Therapies such as chemotherapy and molecularly targeted therapy are the mainstays for cancer treatment but have their distinct drawbacks. The latest immunotherapies, while highly effective in certain tumors, fail to elicit a response in more than half of patients. New, alternate modalities to treating cancer are urgently needed. Most therapies target cancer cells, without regard to their surrounding tumor stroma, even though the tumor stroma is an active player in cancer initiation and invasion. Can tumor stroma be reprogrammed to inhibit cancer instead, as a novel modality to treat cancer? We use basal cell carcinoma (BCC) as a proof-of-concept model, as this follicular cancer distinctively lacks specialized fibroblasts (dermal condensates) in its tumor stroma that are normally present in hair follicles and associated benign tumors, and which are normally required for the differentiation of the epithelium into follicular fate.

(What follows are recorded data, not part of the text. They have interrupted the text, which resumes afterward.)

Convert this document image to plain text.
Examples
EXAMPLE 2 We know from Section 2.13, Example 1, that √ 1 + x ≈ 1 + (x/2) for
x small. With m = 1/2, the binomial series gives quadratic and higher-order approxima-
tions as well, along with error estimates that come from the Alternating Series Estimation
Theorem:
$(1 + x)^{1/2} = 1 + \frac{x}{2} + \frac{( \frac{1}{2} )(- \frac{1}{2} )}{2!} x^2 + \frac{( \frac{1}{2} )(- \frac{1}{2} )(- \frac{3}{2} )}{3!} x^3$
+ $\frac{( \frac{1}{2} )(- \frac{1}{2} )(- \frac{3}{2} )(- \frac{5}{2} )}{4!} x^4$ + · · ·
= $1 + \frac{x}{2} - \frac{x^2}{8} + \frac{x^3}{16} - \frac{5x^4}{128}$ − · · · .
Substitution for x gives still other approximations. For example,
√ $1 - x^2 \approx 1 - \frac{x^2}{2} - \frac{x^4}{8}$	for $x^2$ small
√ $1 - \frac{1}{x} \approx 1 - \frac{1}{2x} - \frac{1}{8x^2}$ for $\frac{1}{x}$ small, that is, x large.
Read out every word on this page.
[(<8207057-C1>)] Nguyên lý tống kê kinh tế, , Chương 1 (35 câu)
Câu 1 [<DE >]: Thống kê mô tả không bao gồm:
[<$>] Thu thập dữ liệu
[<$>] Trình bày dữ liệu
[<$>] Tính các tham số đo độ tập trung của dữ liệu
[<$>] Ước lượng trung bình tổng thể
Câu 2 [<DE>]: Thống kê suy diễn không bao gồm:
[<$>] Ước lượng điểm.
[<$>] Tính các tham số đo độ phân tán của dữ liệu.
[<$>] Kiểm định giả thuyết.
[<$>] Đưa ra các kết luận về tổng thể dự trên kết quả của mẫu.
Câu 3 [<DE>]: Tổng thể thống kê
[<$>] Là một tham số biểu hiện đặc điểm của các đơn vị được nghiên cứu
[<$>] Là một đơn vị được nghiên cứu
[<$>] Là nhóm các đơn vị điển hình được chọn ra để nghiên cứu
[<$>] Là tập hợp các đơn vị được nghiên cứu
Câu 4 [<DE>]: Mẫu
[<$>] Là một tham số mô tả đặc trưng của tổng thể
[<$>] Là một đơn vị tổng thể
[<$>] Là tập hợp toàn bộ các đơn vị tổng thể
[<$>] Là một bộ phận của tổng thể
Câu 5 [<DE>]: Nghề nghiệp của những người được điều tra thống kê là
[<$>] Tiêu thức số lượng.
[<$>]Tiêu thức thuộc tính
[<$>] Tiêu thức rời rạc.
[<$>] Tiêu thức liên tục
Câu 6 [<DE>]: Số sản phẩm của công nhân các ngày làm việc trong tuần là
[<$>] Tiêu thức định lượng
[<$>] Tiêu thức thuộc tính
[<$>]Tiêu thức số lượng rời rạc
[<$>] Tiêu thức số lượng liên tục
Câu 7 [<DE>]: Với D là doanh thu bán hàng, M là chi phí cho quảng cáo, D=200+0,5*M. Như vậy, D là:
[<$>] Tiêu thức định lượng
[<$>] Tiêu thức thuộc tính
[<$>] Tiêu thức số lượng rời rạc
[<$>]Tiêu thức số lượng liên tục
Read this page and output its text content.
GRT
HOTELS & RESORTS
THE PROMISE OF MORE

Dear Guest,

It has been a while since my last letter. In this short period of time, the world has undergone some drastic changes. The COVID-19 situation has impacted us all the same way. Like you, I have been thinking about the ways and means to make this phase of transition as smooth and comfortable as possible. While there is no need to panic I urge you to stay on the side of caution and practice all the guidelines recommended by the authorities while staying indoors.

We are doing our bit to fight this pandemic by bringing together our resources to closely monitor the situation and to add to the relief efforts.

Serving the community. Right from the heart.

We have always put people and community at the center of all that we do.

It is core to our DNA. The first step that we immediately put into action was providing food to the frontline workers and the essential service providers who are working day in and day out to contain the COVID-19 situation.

We hypothesize that inserting such hair-inductive fibroblasts into BCC stroma could cause differentiation and thereby suppression of cancer. First, by using lineage tracing and two-photon microscopy, we show for the first time that these fibroblasts in normal hair follicles are formed by the directional migration of Wnt-active upper dermal cells using actomyosin networks, with sonic hedgehog signaling being critical to their identity. Second, by co-transplanting these fibroblasts with BCC cells into immune-deficient mice, we find that BCC tumors are suppressed by engaging programs of differentiation. Tissue analysis show significantly decreased markers associated with malignancy and stem cell identity (Sox9, P-Cad, EdU) and increased markers of differentiation (keratin, keratohyalin granules, K10). Collectively, this study shows that activating the tumor stroma to promote normal epithelial differentiation in malignant cells may be a novel and effective modality to treat cancer.

Comments

This thesis is restricted to Yale network users only. This thesis is permanently embargoed from public release.